James Magoffin raced back to Missouri, then down the Santa Fe Trail in a buckboard in order to catch General Kearny's army and his brother's trading caravan. The trading venture would be the "cover" for his presence in Santa Fe. He caught up with both at Bent's Old Fort. General Kearny and James Magoffin consulted there, almost assuredly in the dining room with William and Charles Bent, then Kearny sent twelve men under a flag of truce with Magoffin to Santa Fe.
In Santa Fe, James Magoffin met clandestinely with Governor General Armijo and Colonel Archuleta. Archuleta was to prove the more difficult of the two Mexican military leaders in the negotiations. Armijo and Magoffin were not strangers. Magoffin had married a high-born New Mexican woman and was Armijo's "cousin by marriage." Whether money was given to Armijo as a part of the agreement reached is unclear—but certainly Armijo's dealings with the Americans had resulted in personal financial gains for him in the past. Almost surely Magoffin persuaded him that the American takeover was inevitable and thus any armed resistance would be futile. Colonel Archuleta may have been inclined to fight anyway, being a proud man, but it seems that he was swayed by the argument that the American occupation of eastern New Mexico would clear the way for Archuleta to seize the western half of New Mexico, across the Rio Grande. In the end, Armijo fled with the regular soldiers while Archuleta disbanded the New Mexican volunteers. No military resistance was offered to General Kearny's Army of the West.

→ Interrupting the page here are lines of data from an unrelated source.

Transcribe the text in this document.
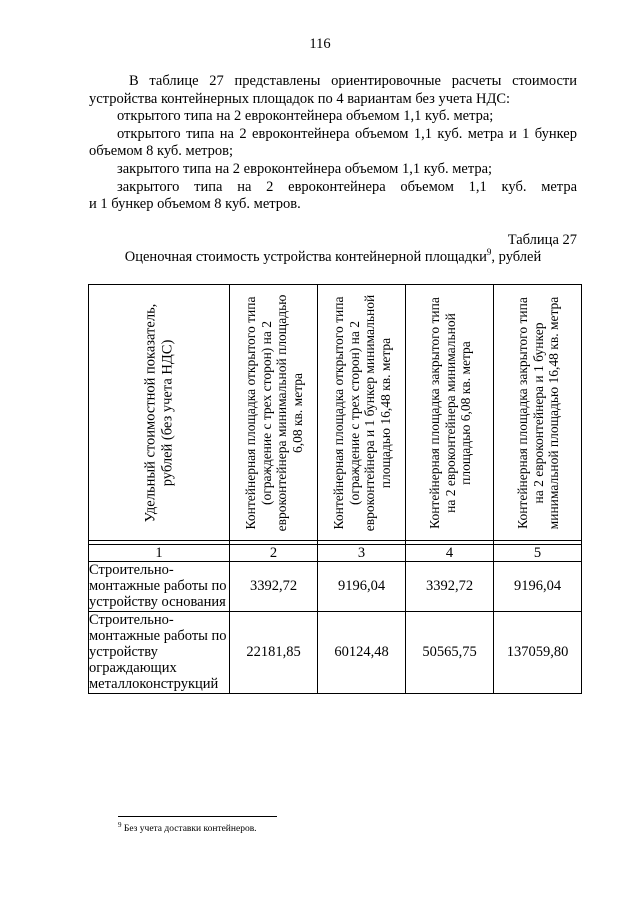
116

В таблице 27 представлены ориентировочные расчеты стоимости

устройства контейнерных площадок по 4 вариантам без учета НДС:

открытого типа на 2 евроконтейнера объемом 1,1 куб. метра;

открытого типа на 2 евроконтейнера объемом 1,1 куб. метра и 1 бункер

объемом 8 куб. метров;

закрытого типа на 2 евроконтейнера объемом 1,1 куб. метра;

закрытого типа на 2 евроконтейнера объемом 1,1 куб. метра

и 1 бункер объемом 8 куб. метров.

Таблица 27
Оценочная стоимость устройства контейнерной площадки$^9$, рублей
Удельный стоимостной показатель, рублей (без учета НДС)	Контейнерная площадка открытого типа (ограждение с трех сторон) на 2 евроконтейнера минимальной площадью 6,08 кв. метра	Контейнерная площадка открытого типа (ограждение с трех сторон) на 2 евроконтейнера и 1 бункер минимальной площадью 16,48 кв. метра	Контейнерная площадка закрытого типа на 2 евроконтейнера минимальной площадью 6,08 кв. метра	Контейнерная площадка закрытого типа на 2 евроконтейнера и 1 бункер минимальной площадью 16,48 кв. метра

1	2	3	4	5
Строительно-монтажные работы по устройству основания	3392,72	9196,04	3392,72	9196,04
Строительно-монтажные работы по устройству ограждающих металлоконструкций	22181,85	60124,48	50565,75	137059,80
$^9$ Без учета доставки контейнеров.
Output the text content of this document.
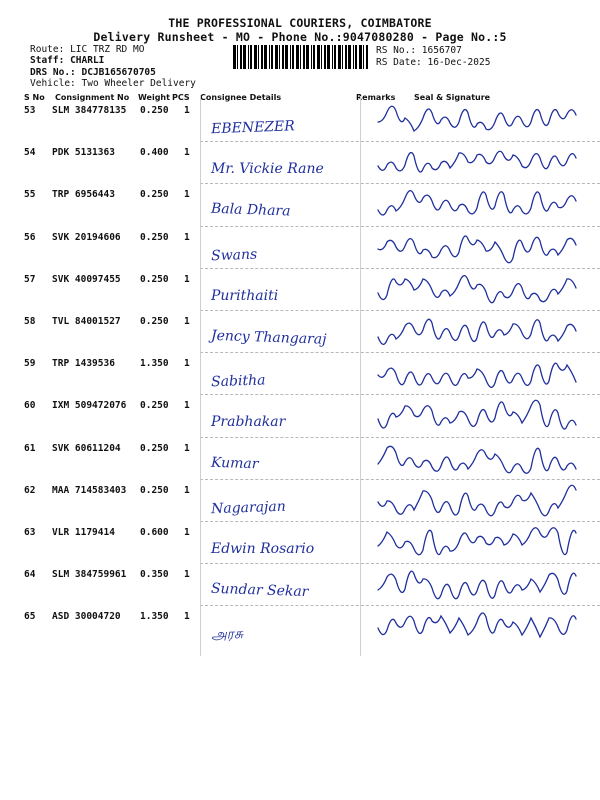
THE PROFESSIONAL COURIERS, COIMBATORE
Delivery Runsheet - MO - Phone No.:9047080280 - Page No.:5
Route: LIC TRZ RD MO
Staff: CHARLI
DRS No.: DCJB165670705
Vehicle: Two Wheeler Delivery
RS No.: 1656707
RS Date: 16-Dec-2025
S No Consignment No Weight PCS Consignee Details	Remarks Seal & Signature
53 SLM 384778135 0.250 1
EBENEZER
54 PDK 5131363	0.400 1
Mr. Vickie Rane
55 TRP 6956443	0.250 1
Bala Dhara
56 SVK 20194606 0.250 1
Swans
57 SVK 40097455 0.250 1
Purithaiti
58 TVL 84001527 0.250 1
Jency Thangaraj
59 TRP 1439536	1.350 1
Sabitha
60 IXM 509472076 0.250 1
Prabhakar
61 SVK 60611204 0.250 1
Kumar
62 MAA 714583403 0.250 1
Nagarajan
63 VLR 1179414	0.600 1
Edwin Rosario
64 SLM 384759961 0.350 1
Sundar Sekar
65 ASD 30004720 1.350 1
அரசு
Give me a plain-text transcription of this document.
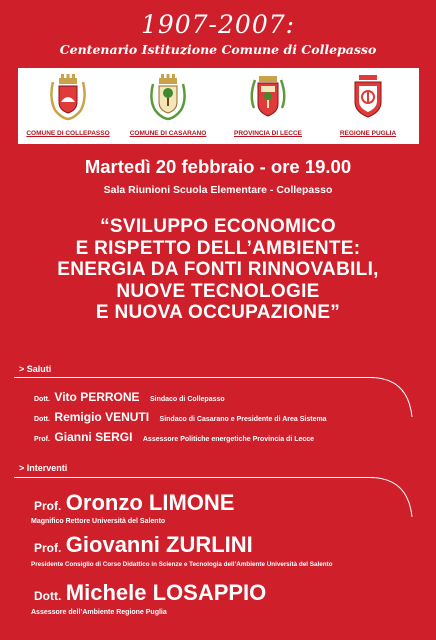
1907-2007:
Centenario Istituzione Comune di Collepasso
COMUNE DI COLLEPASSO	COMUNE DI CASARANO	PROVINCIA DI LECCE	REGIONE PUGLIA
Martedì 20 febbraio - ore 19.00
Sala Riunioni Scuola Elementare - Collepasso
“SVILUPPO ECONOMICO
E RISPETTO DELL’AMBIENTE:
ENERGIA DA FONTI RINNOVABILI,
NUOVE TECNOLOGIE
E NUOVA OCCUPAZIONE”
> Saluti
Dott. Vito PERRONE Sindaco di Collepasso
Dott. Remigio VENUTI Sindaco di Casarano e Presidente di Area Sistema
Prof. Gianni SERGI Assessore Politiche energetiche Provincia di Lecce
> Interventi
Prof. Oronzo LIMONE
Magnifico Rettore Università del Salento
Prof. Giovanni ZURLINI
Presidente Consiglio di Corso Didattico in Scienze e Tecnologia dell’Ambiente Università del Salento
Dott. Michele LOSAPPIO
Assessore dell’Ambiente Regione Puglia
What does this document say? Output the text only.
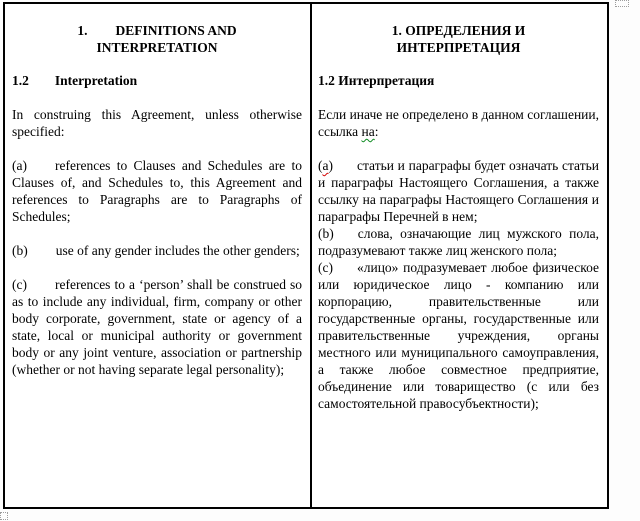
1. DEFINITIONS AND INTERPRETATION
1.2 Interpretation

In construing this Agreement, unless otherwise specified:

(a) references to Clauses and Schedules are to Clauses of, and Schedules to, this Agreement and references to Paragraphs are to Paragraphs of Schedules;

(b) use of any gender includes the other genders;

(c) references to a ‘person’ shall be construed so as to include any individual, firm, company or other body corporate, government, state or agency of a state, local or municipal authority or government body or any joint venture, association or partnership (whether or not having separate legal personality);

1. ОПРЕДЕЛЕНИЯ И ИНТЕРПРЕТАЦИЯ
1.2 Интерпретация

Если иначе не определено в данном соглашении, ссылка на:

(а) статьи и параграфы будет означать статьи и параграфы Настоящего Соглашения, а также ссылку на параграфы Настоящего Соглашения и параграфы Перечней в нем;

(b) слова, означающие лиц мужского пола, подразумевают также лиц женского пола;

(c) «лицо» подразумевает любое физическое или юридическое лицо - компанию или корпорацию, правительственные или государственные органы, государственные или правительственные учреждения, органы местного или муниципального самоуправления, а также любое совместное предприятие, объединение или товарищество (с или без самостоятельной правосубъектности);
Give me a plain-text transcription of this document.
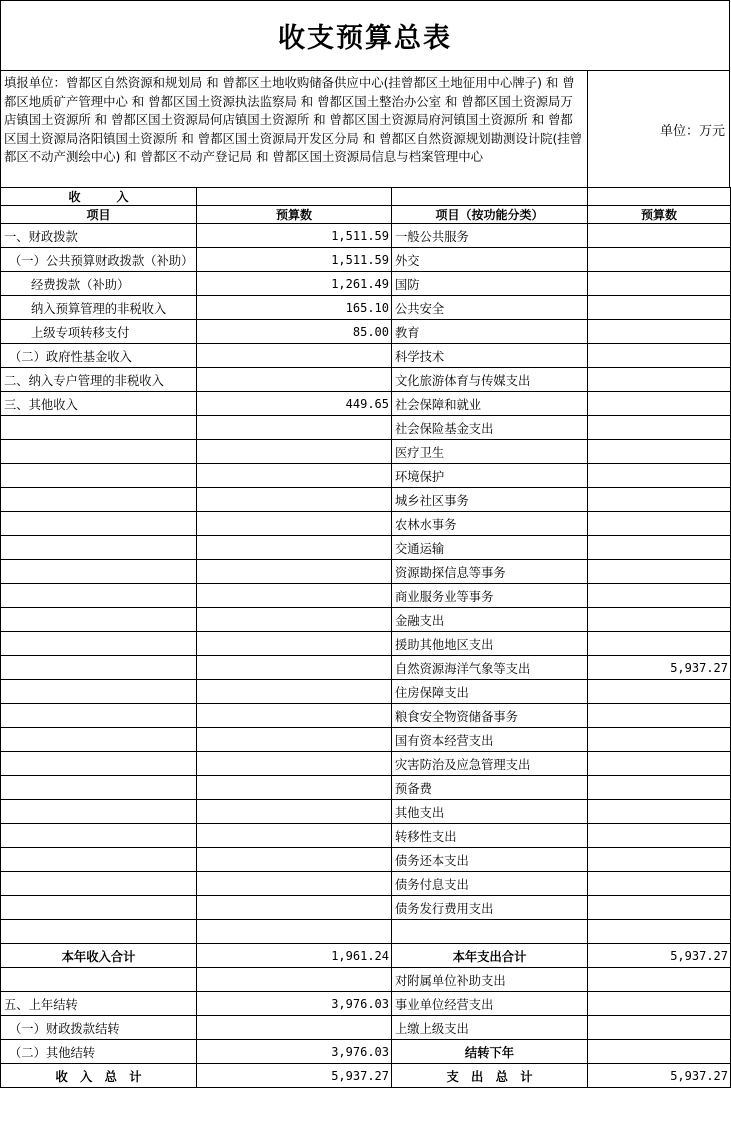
收支预算总表
填报单位：曾都区自然资源和规划局 和 曾都区土地收购储备供应中心(挂曾都区土地征用中心牌子) 和 曾都区地质矿产管理中心 和 曾都区国土资源执法监察局 和 曾都区国土整治办公室 和 曾都区国土资源局万店镇国土资源所 和 曾都区国土资源局何店镇国土资源所 和 曾都区国土资源局府河镇国土资源所 和 曾都区国土资源局洛阳镇国土资源所 和 曾都区国土资源局开发区分局 和 曾都区自然资源规划勘测设计院(挂曾都区不动产测绘中心) 和 曾都区不动产登记局 和 曾都区国土资源局信息与档案管理中心
单位：万元
收　　　入			
项目	预算数	项目（按功能分类）	预算数
一、财政拨款	1,511.59	一般公共服务	
（一）公共预算财政拨款（补助）	1,511.59	外交	
经费拨款（补助）	1,261.49	国防	
纳入预算管理的非税收入	165.10	公共安全	
上级专项转移支付	85.00	教育	
（二）政府性基金收入		科学技术	
二、纳入专户管理的非税收入		文化旅游体育与传媒支出	
三、其他收入	449.65	社会保障和就业	
		社会保险基金支出	
		医疗卫生	
		环境保护	
		城乡社区事务	
		农林水事务	
		交通运输	
		资源勘探信息等事务	
		商业服务业等事务	
		金融支出	
		援助其他地区支出	
		自然资源海洋气象等支出	5,937.27
		住房保障支出	
		粮食安全物资储备事务	
		国有资本经营支出	
		灾害防治及应急管理支出	
		预备费	
		其他支出	
		转移性支出	
		债务还本支出	
		债务付息支出	
		债务发行费用支出	

本年收入合计	1,961.24	本年支出合计	5,937.27
		对附属单位补助支出	
五、上年结转	3,976.03	事业单位经营支出	
（一）财政拨款结转		上缴上级支出	
（二）其他结转	3,976.03	结转下年	
收　入　总　计	5,937.27	支　出　总　计	5,937.27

By 1846, the Indians had become allies (or were, at least, pacified), and, with Kearny's victory in Santa Fe, the United States had gained a firm hold in the Southwest. This was accomplished through ideological means, all of them dependent upon ritual, and Bent's Old Fort had provided a "ritual ground" for the propagation of this ideology, one that resonated with the archetype for all such "monumental" constructions. The structure and grounds of the fort conveyed the form of the new world order. Items traded there facilitated a ritual that altered traditional beliefs. Perhaps, surprisingly, the survival of traditional means for group solidarity among the Anglo elite helped them in their efforts to mount a cohesive and successful campaign of domination in the region.